Dom Quixote de La Mancha leu tantos romances de cavalaria que pensou tornar-se ele próprio um cavaleiro, e passou a usar armadura e tudo. Saiu pelo mundo com suas armas e seu cavalo Rocinante, não sem causar confusão, quebrar-se todo numa queda, e provocar a comoção das pessoas próximas.
Um dos remédios que os amigos – especificamente um padre e o barbeiro – conceberam para o Dom Quixote foi mandar murar o aposento dos livros em sua casa. “Talvez retirando a causa cessasse o efeito”, eles dizem no livro. Sem ler os livros de cavalaria ele talvez parasse de imaginar-se um cavaleiro e voltasse à sanidade.
O Dom Quixote é um clássico e os clássicos costumam ter elementos arquetípicos, que os fazem superar diferenças culturais e temporais. O personagem incorpora bastante o espírito do que viria a ser o barroco: as fantasias, as contradições profundas, a exuberância, e por aí vai.

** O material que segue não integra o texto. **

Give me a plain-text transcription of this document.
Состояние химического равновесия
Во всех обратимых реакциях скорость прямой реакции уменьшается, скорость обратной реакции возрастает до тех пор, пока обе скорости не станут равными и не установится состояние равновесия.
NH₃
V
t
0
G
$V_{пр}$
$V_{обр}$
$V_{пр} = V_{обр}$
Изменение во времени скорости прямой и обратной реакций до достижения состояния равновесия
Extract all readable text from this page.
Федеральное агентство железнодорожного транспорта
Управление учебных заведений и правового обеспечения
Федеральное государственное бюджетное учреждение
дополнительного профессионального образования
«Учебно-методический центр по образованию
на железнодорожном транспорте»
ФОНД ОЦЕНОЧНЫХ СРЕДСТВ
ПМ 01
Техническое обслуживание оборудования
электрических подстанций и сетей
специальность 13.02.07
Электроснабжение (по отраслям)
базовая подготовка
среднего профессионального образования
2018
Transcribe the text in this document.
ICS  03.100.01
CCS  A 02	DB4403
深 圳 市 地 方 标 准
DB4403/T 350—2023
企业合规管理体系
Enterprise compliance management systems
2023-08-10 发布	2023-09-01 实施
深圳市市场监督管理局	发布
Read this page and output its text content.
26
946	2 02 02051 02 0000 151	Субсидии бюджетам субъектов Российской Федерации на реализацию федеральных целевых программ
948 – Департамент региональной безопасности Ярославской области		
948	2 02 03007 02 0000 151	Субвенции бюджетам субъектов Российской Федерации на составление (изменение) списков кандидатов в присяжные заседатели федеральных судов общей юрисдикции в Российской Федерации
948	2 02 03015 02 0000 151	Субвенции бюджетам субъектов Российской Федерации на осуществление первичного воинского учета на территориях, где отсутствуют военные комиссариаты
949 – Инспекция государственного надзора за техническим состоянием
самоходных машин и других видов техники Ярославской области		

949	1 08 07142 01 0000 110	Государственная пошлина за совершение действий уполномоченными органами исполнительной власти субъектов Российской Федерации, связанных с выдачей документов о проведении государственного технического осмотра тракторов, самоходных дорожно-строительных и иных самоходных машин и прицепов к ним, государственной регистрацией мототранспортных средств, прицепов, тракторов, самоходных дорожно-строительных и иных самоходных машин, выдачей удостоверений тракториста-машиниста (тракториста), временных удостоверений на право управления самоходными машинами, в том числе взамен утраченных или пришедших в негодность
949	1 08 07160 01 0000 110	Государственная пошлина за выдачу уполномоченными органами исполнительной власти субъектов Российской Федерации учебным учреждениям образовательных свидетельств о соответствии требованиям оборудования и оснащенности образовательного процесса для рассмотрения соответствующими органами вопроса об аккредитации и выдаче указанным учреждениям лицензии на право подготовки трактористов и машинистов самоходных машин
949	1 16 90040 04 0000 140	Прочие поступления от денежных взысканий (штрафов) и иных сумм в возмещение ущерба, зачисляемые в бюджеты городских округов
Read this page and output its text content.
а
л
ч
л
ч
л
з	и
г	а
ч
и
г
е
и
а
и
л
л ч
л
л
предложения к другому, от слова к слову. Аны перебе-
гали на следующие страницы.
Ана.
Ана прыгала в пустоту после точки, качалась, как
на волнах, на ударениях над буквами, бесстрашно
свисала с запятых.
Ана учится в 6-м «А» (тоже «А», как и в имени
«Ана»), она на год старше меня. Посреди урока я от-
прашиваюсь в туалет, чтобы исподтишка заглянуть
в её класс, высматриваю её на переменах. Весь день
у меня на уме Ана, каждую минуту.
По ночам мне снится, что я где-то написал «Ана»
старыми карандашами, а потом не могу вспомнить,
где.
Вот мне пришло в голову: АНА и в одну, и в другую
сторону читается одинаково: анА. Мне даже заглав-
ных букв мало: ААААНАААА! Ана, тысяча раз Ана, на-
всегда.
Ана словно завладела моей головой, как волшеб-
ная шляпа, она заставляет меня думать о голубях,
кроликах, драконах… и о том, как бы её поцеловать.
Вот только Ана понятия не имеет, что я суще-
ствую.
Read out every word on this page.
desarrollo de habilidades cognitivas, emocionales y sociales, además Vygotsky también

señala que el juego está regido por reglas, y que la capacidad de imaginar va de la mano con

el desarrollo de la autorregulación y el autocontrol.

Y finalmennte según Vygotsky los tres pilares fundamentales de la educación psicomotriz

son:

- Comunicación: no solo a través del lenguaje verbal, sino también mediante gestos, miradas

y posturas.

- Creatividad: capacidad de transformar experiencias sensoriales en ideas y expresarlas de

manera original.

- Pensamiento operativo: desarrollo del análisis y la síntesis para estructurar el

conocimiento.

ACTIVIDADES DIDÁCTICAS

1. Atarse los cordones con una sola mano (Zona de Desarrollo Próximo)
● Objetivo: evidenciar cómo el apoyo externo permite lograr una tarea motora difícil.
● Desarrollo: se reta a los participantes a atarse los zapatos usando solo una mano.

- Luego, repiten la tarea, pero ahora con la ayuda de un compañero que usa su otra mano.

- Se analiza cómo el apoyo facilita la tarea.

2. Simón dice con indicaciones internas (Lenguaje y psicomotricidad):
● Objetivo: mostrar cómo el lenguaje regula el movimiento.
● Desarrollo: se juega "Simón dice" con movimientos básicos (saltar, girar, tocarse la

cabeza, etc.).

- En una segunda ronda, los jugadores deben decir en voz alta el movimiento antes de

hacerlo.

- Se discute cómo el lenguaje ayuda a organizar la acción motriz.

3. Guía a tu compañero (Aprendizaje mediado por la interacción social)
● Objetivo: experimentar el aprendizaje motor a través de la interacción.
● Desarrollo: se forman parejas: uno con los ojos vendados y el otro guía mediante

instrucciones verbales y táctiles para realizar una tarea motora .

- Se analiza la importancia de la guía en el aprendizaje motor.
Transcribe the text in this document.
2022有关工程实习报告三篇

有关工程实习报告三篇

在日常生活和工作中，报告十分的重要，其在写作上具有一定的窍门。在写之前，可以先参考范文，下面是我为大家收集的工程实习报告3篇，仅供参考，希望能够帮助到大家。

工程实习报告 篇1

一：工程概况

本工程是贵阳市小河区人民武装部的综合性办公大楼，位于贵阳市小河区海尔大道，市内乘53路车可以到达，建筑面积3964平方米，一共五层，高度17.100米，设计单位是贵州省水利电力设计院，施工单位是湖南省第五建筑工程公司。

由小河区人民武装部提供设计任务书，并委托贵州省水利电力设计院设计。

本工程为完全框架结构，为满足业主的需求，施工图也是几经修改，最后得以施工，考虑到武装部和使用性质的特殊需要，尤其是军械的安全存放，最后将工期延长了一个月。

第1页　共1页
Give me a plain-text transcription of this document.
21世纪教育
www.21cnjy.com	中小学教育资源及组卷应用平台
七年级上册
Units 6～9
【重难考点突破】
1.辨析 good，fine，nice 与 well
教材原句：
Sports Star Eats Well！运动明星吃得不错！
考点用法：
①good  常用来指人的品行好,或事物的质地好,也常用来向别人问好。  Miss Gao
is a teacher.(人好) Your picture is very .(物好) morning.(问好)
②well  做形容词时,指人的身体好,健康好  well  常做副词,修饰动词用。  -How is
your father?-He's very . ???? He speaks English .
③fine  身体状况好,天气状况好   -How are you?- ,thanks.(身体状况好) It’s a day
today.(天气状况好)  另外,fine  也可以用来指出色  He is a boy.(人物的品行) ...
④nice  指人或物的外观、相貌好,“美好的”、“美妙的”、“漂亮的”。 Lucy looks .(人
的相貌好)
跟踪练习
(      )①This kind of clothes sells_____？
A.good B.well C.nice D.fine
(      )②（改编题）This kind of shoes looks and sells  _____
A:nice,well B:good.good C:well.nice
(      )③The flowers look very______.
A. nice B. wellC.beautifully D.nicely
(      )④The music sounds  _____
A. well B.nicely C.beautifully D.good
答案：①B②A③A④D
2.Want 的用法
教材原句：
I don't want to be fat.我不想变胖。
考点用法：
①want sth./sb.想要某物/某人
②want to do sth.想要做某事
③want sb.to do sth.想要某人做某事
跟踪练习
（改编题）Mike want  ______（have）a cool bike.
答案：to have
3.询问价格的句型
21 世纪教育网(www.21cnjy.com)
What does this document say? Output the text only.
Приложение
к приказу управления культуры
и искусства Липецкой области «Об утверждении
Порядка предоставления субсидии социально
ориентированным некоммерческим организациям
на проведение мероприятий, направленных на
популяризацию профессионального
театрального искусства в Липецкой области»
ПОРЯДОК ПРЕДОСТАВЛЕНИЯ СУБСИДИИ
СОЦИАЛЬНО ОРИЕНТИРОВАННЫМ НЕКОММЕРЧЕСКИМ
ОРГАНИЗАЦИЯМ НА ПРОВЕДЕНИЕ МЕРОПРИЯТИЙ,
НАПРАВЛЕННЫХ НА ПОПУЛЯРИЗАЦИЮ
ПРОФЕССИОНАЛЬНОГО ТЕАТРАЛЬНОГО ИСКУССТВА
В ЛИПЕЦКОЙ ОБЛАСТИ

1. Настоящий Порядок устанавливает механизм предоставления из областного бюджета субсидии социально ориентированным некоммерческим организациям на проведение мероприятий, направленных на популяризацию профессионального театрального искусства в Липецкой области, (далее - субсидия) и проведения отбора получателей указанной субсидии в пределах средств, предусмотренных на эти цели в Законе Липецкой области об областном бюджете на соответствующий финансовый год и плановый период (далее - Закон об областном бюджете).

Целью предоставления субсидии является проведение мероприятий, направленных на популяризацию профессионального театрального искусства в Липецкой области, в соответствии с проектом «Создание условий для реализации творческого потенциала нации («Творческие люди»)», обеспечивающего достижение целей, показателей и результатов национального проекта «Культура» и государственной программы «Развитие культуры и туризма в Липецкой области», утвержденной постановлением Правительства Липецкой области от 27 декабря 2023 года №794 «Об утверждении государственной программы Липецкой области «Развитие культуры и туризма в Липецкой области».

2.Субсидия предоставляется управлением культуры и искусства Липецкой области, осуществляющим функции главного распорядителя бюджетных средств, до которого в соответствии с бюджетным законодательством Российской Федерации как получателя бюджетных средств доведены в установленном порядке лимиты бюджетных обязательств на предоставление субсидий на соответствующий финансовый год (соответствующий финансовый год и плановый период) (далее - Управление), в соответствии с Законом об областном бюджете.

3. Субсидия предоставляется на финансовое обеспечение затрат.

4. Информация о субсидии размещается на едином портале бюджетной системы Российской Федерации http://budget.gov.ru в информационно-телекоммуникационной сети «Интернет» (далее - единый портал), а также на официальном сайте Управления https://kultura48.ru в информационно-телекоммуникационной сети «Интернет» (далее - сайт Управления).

A reação às fantasias é também arquetípica: um muro é construído para vedar sua fonte – evidentemente essa medida não tem o efeito pretendido, Dom Quixote continua pondo em prática suas fantasias.
Mas a tentativa é muito significativa. Penso nas tantas vezes em que tentou-se murar as fontes do caos na história brasileira. A começar pelo urbanismo. A história do urbanismo brasileiro é a história da tentativa de racionalização, da busca pela linha reta, pela forma da grade. Para isso, foi preciso renunciar aos morros (como o Morro do Castelo, onde nasceu a cidade do Rio de Janeiro), destruir parte do patrimônio histórico para a construção de grandes vias (como a Avenida Dantes Barreto, no Recife, que levou à destruição da Igreja dos Martírios, do século 18), ou construir uma cidade totalmente terraplanada, como Brasília.
Nessa tentativa de racionalização, de tapar o caos, foram jogados para fora das cidades tudo que não cabia no plano: em Brasília, os pobres foram para as cidades-satélite. No Rio de Janeiro, os antigos habitantes do Morro do Castelo foram para favelas.